Andreas Delfs conducted several recording sessions with the Milwaukee Symphony Orchestra during his 12-year tenure as music director. Although he was sometimes criticized for cautious programming, his final CD with the MSO ventured into the less familiar symphonic world of contemporary music.
Puerto Rican composer Roberto Sierra infuses the Caribbean rhythms of his island home into the classical symmetry. He also has a long-standing tie with the MSO, which performed the world premiere of his Jubilo at Carnegie Hall in 1987. Growing up before Vatican II opened the Roman Catholic Church and gutted its music, Sierra was profoundly moved by the mystery of the old Latin mass. Like composers from Mozart through Bernstein, the form of the mass provided him with a framework for inspiration.

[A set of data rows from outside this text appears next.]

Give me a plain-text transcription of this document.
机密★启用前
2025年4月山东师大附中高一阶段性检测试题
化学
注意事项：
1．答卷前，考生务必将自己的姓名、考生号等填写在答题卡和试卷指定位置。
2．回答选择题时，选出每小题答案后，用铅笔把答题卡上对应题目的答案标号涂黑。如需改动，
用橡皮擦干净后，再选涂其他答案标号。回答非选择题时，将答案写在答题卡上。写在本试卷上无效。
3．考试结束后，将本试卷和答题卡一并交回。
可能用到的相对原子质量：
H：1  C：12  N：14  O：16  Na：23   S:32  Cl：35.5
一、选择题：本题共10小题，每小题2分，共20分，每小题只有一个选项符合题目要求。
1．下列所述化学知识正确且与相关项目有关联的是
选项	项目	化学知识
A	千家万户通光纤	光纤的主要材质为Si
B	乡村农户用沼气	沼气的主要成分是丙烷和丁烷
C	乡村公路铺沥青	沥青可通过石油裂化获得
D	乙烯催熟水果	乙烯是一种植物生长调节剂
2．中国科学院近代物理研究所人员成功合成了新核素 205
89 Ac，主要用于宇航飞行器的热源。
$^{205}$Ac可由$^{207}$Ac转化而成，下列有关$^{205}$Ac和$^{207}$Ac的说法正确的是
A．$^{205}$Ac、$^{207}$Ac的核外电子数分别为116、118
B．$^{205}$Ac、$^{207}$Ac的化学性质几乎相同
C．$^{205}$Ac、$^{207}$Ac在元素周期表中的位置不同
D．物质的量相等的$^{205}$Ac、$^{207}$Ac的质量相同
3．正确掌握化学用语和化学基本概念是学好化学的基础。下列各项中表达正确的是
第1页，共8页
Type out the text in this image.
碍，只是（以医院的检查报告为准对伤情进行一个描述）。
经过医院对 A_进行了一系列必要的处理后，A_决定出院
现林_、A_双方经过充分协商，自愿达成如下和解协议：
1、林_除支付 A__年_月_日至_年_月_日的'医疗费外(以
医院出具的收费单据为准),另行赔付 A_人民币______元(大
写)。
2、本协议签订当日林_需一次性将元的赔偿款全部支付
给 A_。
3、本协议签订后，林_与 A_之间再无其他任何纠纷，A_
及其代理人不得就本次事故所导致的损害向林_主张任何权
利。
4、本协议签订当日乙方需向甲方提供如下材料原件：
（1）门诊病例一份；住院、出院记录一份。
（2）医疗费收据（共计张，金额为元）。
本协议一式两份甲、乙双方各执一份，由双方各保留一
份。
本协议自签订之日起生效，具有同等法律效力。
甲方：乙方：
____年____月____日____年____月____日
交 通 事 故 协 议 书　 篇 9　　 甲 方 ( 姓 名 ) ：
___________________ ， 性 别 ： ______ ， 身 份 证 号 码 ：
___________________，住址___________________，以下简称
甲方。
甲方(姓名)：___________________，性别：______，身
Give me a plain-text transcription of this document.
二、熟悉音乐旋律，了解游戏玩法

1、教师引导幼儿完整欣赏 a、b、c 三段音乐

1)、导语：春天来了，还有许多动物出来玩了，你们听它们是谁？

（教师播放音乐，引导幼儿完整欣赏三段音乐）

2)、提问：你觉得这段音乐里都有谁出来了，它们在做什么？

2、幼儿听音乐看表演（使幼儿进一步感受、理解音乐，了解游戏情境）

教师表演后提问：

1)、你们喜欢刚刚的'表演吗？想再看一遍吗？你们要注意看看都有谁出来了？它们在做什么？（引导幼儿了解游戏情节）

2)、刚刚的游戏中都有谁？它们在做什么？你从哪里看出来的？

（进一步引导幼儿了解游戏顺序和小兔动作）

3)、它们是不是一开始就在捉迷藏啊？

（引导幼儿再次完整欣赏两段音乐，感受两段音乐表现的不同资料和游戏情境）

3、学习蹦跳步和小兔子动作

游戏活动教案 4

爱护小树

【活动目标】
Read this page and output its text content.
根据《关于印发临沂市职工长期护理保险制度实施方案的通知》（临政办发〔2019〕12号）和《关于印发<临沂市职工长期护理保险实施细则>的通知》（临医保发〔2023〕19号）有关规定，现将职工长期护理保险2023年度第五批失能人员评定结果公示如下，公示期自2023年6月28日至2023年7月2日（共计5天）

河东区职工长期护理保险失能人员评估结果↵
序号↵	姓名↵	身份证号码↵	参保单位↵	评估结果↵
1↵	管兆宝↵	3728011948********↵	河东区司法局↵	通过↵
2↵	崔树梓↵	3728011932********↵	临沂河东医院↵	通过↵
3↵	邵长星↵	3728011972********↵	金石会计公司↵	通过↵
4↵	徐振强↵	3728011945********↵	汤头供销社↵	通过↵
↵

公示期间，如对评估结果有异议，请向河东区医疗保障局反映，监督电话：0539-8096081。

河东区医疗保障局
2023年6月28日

Sierra's Missa Latina Pro Pace, recorded by the MSO and Chorus under Delfs (and released on the Naxos imprint), is a richly threaded tapestry balancing the solemn hues of the Tridentine rite with the colorful rhythms of Puerto Rico. It honors both traditions. Of necessity, the Symphony Chorus is given pride of place as the choir enveloping soprano Heidi Grant Murphy and baritone Nathaniel Webster in the star singers' operatic interpretations of the text.